The guidelines point out that although fish consumption has been associated with a reduced risk of CVD (at least in part because fish contains relatively high amounts of omega-3 fatty acids), women of childbearing age, especially pregnant women, should avoid shark, swordfish, king mackerel, and tilefish because of their relatively high mercury content. Other kinds of fish- including catfish, flounder, and salmon-have less mercury. Women who do not eat fish can consider nonmarine sources of omega-3 fatty acids, including flaxseed oil, walnut oil, canola oil, soybean oil, and walnuts. However, there is less evidence to support a cardiovascular benefit from these sources.
MAJOR RISK FACTOR INTERVENTIONS
These include lifestyle changes and/or pharmacotherapy to reduce blood pressure and elevated total and low-density lipoprotein cholesterol (LDL-C), as well as to achieve near-normal glycosylated hemoglobin (HbA1c) (Table 3). Lifestyle approaches to achieve optimal blood pressure include appropriate dietary habits, weight management, dietary sodium reduction, physical activity, and moderation of alcohol consumption.
LDL-C is the primary target of lipid-lowering therapy; intensity of therapy should be matched to the patient's risk profile. Lifestyle intervention has been shown to reduce the incidence of diabetes; treatment of hyperglycemia reduces or delays such complications of diabetes as retinopathy, nephropathy, and neuropathy.

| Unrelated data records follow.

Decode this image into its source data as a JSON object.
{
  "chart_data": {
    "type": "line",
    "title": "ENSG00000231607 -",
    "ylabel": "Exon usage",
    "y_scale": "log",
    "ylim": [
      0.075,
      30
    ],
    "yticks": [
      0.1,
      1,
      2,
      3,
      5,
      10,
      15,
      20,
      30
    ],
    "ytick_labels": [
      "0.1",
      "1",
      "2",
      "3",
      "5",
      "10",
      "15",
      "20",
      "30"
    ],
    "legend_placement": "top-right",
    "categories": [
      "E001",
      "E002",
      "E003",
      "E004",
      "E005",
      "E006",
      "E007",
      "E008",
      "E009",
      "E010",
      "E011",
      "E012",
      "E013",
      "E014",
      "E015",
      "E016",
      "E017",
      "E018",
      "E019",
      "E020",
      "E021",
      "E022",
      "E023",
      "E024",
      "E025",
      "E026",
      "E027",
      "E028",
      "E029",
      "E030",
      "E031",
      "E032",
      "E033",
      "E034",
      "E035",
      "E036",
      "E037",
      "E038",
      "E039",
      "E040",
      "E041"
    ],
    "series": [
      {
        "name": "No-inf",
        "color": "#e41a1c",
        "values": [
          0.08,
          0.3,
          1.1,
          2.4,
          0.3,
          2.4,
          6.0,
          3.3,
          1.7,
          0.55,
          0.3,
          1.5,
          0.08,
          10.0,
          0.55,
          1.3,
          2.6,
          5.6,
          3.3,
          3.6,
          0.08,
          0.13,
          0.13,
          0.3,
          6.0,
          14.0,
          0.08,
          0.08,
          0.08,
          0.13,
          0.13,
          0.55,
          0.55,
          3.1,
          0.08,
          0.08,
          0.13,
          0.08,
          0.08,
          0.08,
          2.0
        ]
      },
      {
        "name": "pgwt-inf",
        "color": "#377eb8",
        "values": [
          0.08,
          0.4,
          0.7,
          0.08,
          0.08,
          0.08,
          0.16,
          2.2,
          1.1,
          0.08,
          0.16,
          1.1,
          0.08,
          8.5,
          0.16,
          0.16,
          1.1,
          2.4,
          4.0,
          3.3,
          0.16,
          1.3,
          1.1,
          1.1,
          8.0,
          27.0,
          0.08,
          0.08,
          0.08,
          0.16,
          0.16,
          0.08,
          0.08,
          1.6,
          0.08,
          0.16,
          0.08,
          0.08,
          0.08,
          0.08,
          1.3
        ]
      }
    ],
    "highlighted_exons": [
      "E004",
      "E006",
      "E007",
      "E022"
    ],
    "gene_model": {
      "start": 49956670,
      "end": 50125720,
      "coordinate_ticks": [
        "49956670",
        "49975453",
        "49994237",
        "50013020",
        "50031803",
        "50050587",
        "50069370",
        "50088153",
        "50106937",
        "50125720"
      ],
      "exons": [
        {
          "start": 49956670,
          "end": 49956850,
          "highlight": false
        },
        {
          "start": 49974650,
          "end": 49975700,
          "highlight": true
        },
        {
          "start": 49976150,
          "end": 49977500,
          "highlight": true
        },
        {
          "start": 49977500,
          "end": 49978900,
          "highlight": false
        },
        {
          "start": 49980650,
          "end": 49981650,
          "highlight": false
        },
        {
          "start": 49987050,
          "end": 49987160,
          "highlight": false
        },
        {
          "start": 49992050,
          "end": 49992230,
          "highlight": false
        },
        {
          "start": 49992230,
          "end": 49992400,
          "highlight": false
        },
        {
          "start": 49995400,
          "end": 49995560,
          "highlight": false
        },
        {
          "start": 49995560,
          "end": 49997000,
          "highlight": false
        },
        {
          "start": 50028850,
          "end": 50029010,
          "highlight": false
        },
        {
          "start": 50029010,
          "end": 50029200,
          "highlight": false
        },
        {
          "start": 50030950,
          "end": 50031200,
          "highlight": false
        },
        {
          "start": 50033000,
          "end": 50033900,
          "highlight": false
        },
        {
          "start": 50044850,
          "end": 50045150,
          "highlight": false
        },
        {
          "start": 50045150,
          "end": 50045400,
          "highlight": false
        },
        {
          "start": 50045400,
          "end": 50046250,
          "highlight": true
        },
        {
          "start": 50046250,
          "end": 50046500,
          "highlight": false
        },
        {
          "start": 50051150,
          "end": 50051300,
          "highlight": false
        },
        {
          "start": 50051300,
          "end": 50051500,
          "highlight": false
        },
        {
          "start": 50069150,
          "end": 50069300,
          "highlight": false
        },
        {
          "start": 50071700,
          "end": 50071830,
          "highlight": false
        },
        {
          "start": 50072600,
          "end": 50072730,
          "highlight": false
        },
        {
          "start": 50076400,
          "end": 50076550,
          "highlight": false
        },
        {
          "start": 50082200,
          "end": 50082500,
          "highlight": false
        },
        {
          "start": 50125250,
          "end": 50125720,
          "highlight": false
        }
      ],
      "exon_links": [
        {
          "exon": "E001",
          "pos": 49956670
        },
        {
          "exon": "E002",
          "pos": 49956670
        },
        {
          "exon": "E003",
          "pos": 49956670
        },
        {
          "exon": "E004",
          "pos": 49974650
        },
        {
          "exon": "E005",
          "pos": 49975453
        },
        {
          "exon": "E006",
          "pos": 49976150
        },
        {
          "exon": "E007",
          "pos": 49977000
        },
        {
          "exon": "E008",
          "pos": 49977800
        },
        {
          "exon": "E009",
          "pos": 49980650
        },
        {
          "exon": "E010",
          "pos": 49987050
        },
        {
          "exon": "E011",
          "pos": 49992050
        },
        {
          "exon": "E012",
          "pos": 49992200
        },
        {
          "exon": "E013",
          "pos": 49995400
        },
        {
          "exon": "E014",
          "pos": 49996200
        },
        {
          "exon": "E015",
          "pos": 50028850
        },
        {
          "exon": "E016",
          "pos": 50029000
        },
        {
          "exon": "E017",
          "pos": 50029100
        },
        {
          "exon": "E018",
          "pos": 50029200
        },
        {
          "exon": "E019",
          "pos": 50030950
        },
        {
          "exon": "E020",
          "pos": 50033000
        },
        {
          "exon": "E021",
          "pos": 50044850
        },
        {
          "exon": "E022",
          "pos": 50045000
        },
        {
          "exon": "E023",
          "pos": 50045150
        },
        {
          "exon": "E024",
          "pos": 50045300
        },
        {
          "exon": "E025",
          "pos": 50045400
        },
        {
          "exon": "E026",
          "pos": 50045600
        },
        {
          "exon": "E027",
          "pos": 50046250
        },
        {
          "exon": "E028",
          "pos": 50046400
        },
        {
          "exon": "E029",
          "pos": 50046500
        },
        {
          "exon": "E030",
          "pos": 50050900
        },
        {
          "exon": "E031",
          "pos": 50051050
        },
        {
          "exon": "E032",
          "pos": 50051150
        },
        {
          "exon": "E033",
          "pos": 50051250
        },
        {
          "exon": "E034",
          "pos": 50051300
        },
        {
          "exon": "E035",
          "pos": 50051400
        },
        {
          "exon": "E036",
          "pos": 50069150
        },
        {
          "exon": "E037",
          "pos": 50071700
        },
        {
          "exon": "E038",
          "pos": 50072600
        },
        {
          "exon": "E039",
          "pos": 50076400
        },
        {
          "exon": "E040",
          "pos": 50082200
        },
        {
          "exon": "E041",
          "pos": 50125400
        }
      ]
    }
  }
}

PREVENTIVE DRUG INTERVENTIONS
These interventions are summarized in Table 4. Although the use of aspirin (75 to 162 mg/d) is recommended in high-risk women, the evidence for use in women at lower risk is less clear, primarily because of the lack of data from primary prevention trials that included women and uncertainty about extrapolating from data on men. Aspirin may increase the risk of hemorrhagic stroke in women with uncontrolled hypertension; aspirin also poses a risk of GI bleeding and other adverse effects. NSAIDs are not an appropriate substitute for aspirin in CVD prevention. For women with atrial fibrillation, warfarin is the primary therapy for stroke prevention. Aspirin, 325 mg/d, is recommended if warfarin is contraindicated or if the risk of stroke is considered low (less than 1% annual event rate per year).

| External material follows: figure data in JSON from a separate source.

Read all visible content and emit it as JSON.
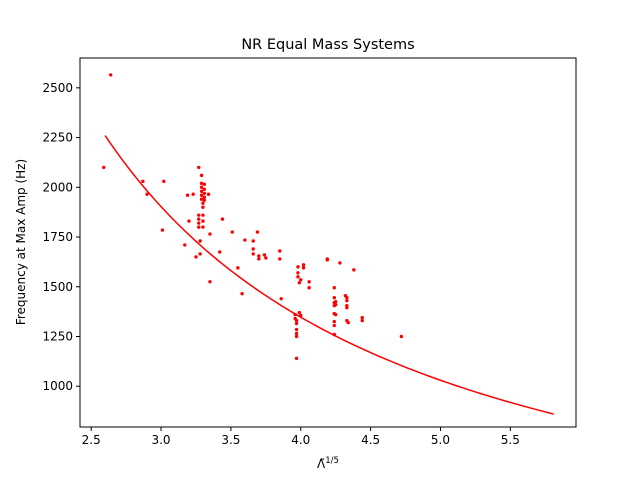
{
  "chart_data": {
    "type": "scatter",
    "title": "NR Equal Mass Systems",
    "xlabel_base": "Λ̃",
    "xlabel_exp": "1/5",
    "ylabel": "Frequency at Max Amp (Hz)",
    "xlim": [
      2.42,
      5.97
    ],
    "ylim": [
      795,
      2650
    ],
    "xticks": [
      2.5,
      3.0,
      3.5,
      4.0,
      4.5,
      5.0,
      5.5
    ],
    "xtick_labels": [
      "2.5",
      "3.0",
      "3.5",
      "4.0",
      "4.5",
      "5.0",
      "5.5"
    ],
    "yticks": [
      1000,
      1250,
      1500,
      1750,
      2000,
      2250,
      2500
    ],
    "ytick_labels": [
      "1000",
      "1250",
      "1500",
      "1750",
      "2000",
      "2250",
      "2500"
    ],
    "grid": false,
    "series": [
      {
        "kind": "scatter",
        "color": "#ff0000",
        "points": [
          [
            2.59,
            2100
          ],
          [
            2.64,
            2565
          ],
          [
            2.87,
            2030
          ],
          [
            2.9,
            1965
          ],
          [
            3.01,
            1785
          ],
          [
            3.02,
            2030
          ],
          [
            3.17,
            1710
          ],
          [
            3.19,
            1960
          ],
          [
            3.2,
            1830
          ],
          [
            3.23,
            1965
          ],
          [
            3.25,
            1650
          ],
          [
            3.27,
            2100
          ],
          [
            3.27,
            1860
          ],
          [
            3.27,
            1840
          ],
          [
            3.27,
            1820
          ],
          [
            3.27,
            1800
          ],
          [
            3.28,
            1665
          ],
          [
            3.28,
            1730
          ],
          [
            3.29,
            2060
          ],
          [
            3.29,
            2020
          ],
          [
            3.29,
            2000
          ],
          [
            3.29,
            1980
          ],
          [
            3.29,
            1960
          ],
          [
            3.29,
            1940
          ],
          [
            3.3,
            1920
          ],
          [
            3.3,
            1900
          ],
          [
            3.3,
            1860
          ],
          [
            3.3,
            1830
          ],
          [
            3.3,
            1800
          ],
          [
            3.31,
            2015
          ],
          [
            3.31,
            1990
          ],
          [
            3.31,
            1970
          ],
          [
            3.31,
            1950
          ],
          [
            3.31,
            1935
          ],
          [
            3.34,
            1965
          ],
          [
            3.35,
            1765
          ],
          [
            3.35,
            1525
          ],
          [
            3.42,
            1675
          ],
          [
            3.44,
            1840
          ],
          [
            3.51,
            1775
          ],
          [
            3.55,
            1595
          ],
          [
            3.58,
            1465
          ],
          [
            3.6,
            1735
          ],
          [
            3.66,
            1730
          ],
          [
            3.66,
            1690
          ],
          [
            3.66,
            1665
          ],
          [
            3.69,
            1775
          ],
          [
            3.7,
            1655
          ],
          [
            3.7,
            1640
          ],
          [
            3.74,
            1660
          ],
          [
            3.75,
            1645
          ],
          [
            3.85,
            1680
          ],
          [
            3.85,
            1640
          ],
          [
            3.86,
            1440
          ],
          [
            3.96,
            1360
          ],
          [
            3.96,
            1340
          ],
          [
            3.97,
            1140
          ],
          [
            3.97,
            1285
          ],
          [
            3.97,
            1265
          ],
          [
            3.97,
            1250
          ],
          [
            3.97,
            1330
          ],
          [
            3.97,
            1315
          ],
          [
            3.98,
            1600
          ],
          [
            3.98,
            1570
          ],
          [
            3.98,
            1550
          ],
          [
            3.99,
            1520
          ],
          [
            3.99,
            1370
          ],
          [
            4.0,
            1355
          ],
          [
            4.0,
            1535
          ],
          [
            4.02,
            1610
          ],
          [
            4.02,
            1595
          ],
          [
            4.06,
            1525
          ],
          [
            4.06,
            1495
          ],
          [
            4.19,
            1640
          ],
          [
            4.19,
            1635
          ],
          [
            4.24,
            1495
          ],
          [
            4.24,
            1445
          ],
          [
            4.24,
            1420
          ],
          [
            4.24,
            1405
          ],
          [
            4.24,
            1365
          ],
          [
            4.24,
            1325
          ],
          [
            4.24,
            1305
          ],
          [
            4.24,
            1260
          ],
          [
            4.25,
            1425
          ],
          [
            4.25,
            1410
          ],
          [
            4.25,
            1360
          ],
          [
            4.28,
            1620
          ],
          [
            4.32,
            1455
          ],
          [
            4.33,
            1445
          ],
          [
            4.33,
            1430
          ],
          [
            4.33,
            1405
          ],
          [
            4.33,
            1395
          ],
          [
            4.33,
            1330
          ],
          [
            4.34,
            1320
          ],
          [
            4.38,
            1585
          ],
          [
            4.44,
            1345
          ],
          [
            4.44,
            1330
          ],
          [
            4.72,
            1250
          ]
        ]
      },
      {
        "kind": "line",
        "color": "#ff0000",
        "curve": "power",
        "x_range": [
          2.6,
          5.81
        ],
        "points_fit": [
          [
            2.6,
            2260
          ],
          [
            3.0,
            1985
          ],
          [
            3.5,
            1715
          ],
          [
            4.0,
            1480
          ],
          [
            4.5,
            1270
          ],
          [
            5.0,
            1100
          ],
          [
            5.5,
            955
          ],
          [
            5.81,
            860
          ]
        ]
      }
    ]
  }
}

INTERVENTIONS NOT RECOMMENDED
Recent clinical trials have shown that several interventions showed no benefit for CVD prevention and might have adverse effects. These include:
Postmenopausal hormone replacement therapy. The panel recommends that combined estrogen plus progestin therapy not be initiated or continued to prevent CVD in postmenopausal women. Other forms of hormone therapy (eg, unopposed estrogen) should not be initiated or continued to prevent CVD in postmenopausal women pending the results of ongoing trials.

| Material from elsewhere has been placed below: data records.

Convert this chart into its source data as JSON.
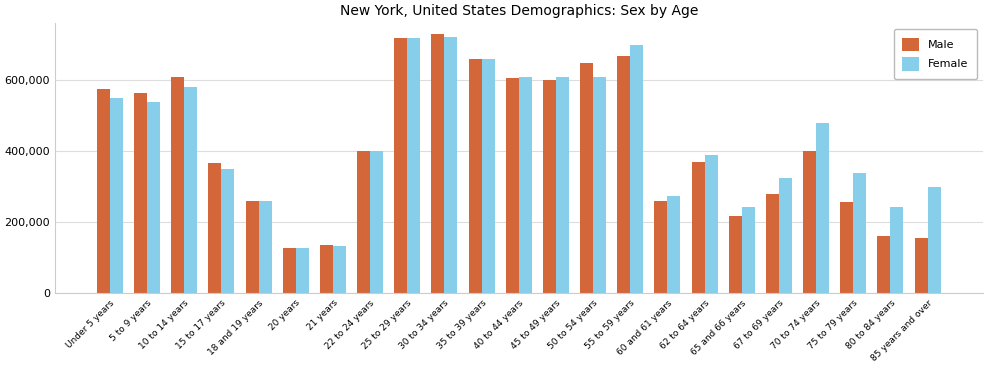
{
  "title": "New York, United States Demographics: Sex by Age",
  "categories": [
    "Under 5 years",
    "5 to 9 years",
    "10 to 14 years",
    "15 to 17 years",
    "18 and 19 years",
    "20 years",
    "21 years",
    "22 to 24 years",
    "25 to 29 years",
    "30 to 34 years",
    "35 to 39 years",
    "40 to 44 years",
    "45 to 49 years",
    "50 to 54 years",
    "55 to 59 years",
    "60 and 61 years",
    "62 to 64 years",
    "65 and 66 years",
    "67 to 69 years",
    "70 to 74 years",
    "75 to 79 years",
    "80 to 84 years",
    "85 years and over"
  ],
  "male": [
    575000,
    565000,
    610000,
    368000,
    260000,
    128000,
    135000,
    400000,
    720000,
    730000,
    660000,
    607000,
    600000,
    650000,
    668000,
    260000,
    370000,
    218000,
    280000,
    400000,
    258000,
    163000,
    157000
  ],
  "female": [
    550000,
    540000,
    580000,
    350000,
    260000,
    128000,
    133000,
    400000,
    720000,
    722000,
    660000,
    608000,
    608000,
    610000,
    700000,
    273000,
    390000,
    242000,
    325000,
    480000,
    340000,
    243000,
    300000
  ],
  "male_color": "#d4673a",
  "female_color": "#87ceeb",
  "ylim": [
    0,
    760000
  ],
  "yticks": [
    0,
    200000,
    400000,
    600000
  ],
  "ytick_labels": [
    "0",
    "200,000",
    "400,000",
    "600,000"
  ],
  "plot_bg_color": "#ffffff",
  "fig_bg_color": "#ffffff",
  "legend_labels": [
    "Male",
    "Female"
  ],
  "bar_width": 0.35,
  "title_fontsize": 10,
  "tick_fontsize": 6.5,
  "ytick_fontsize": 8
}
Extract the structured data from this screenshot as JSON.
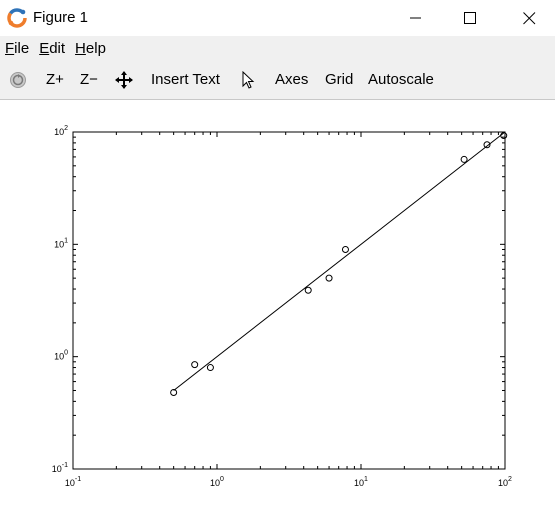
{
  "window": {
    "title": "Figure 1",
    "icon": "octave-logo-icon"
  },
  "menu": {
    "items": [
      {
        "label": "File",
        "accel": "F",
        "rest": "ile"
      },
      {
        "label": "Edit",
        "accel": "E",
        "rest": "dit"
      },
      {
        "label": "Help",
        "accel": "H",
        "rest": "elp"
      }
    ]
  },
  "toolbar": {
    "zoom_in": "Z+",
    "zoom_out": "Z−",
    "insert_text": "Insert Text",
    "axes": "Axes",
    "grid": "Grid",
    "autoscale": "Autoscale"
  },
  "chart_data": {
    "type": "scatter",
    "xscale": "log",
    "yscale": "log",
    "xlim": [
      0.1,
      100
    ],
    "ylim": [
      0.1,
      100
    ],
    "x_ticks": [
      {
        "base": "10",
        "exp": "-1",
        "value": 0.1
      },
      {
        "base": "10",
        "exp": "0",
        "value": 1
      },
      {
        "base": "10",
        "exp": "1",
        "value": 10
      },
      {
        "base": "10",
        "exp": "2",
        "value": 100
      }
    ],
    "y_ticks": [
      {
        "base": "10",
        "exp": "-1",
        "value": 0.1
      },
      {
        "base": "10",
        "exp": "0",
        "value": 1
      },
      {
        "base": "10",
        "exp": "1",
        "value": 10
      },
      {
        "base": "10",
        "exp": "2",
        "value": 100
      }
    ],
    "points": [
      {
        "x": 0.5,
        "y": 0.48
      },
      {
        "x": 0.7,
        "y": 0.85
      },
      {
        "x": 0.9,
        "y": 0.8
      },
      {
        "x": 4.3,
        "y": 3.9
      },
      {
        "x": 6.0,
        "y": 5.0
      },
      {
        "x": 7.8,
        "y": 9.0
      },
      {
        "x": 52,
        "y": 57
      },
      {
        "x": 75,
        "y": 77
      },
      {
        "x": 98,
        "y": 93
      }
    ],
    "fit_line": {
      "x": [
        0.5,
        100
      ],
      "y": [
        0.5,
        100
      ]
    },
    "grid": false,
    "legend": "none",
    "colors": {
      "marker": "#000000",
      "line": "#000000",
      "axes": "#000000"
    }
  }
}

Antioxidant supplements. Pending the results of ongoing trials, antioxidant vitamin supplements are not recommended for CVD prevention.
Aspirin therapy. Pending the results of ongoing trials, the routine use of aspirin is not recommended for lower-risk women (10-year absolute coronary heart disease risk of less than 10%). n
REFERENCES:
1. American Heart Association. Heart Disease and Stroke Statistics-2003 Update. Dallas: American Heart Association; 2002.
2. Yusuf S, Reddy S, Ounpuu S, et al. Global burden of cardiovascular diseases, I: general considerations, the epidemiologic transition, risk factors, and impact of urbanization. Circulation. 2001;104:2746-2753.
3. Mosca L, Appel LJ, Benjamin EJ, et al. Evidence--
based guidelines for cardiovascular disease prevention in women. Circulation. 2004;109:672-693.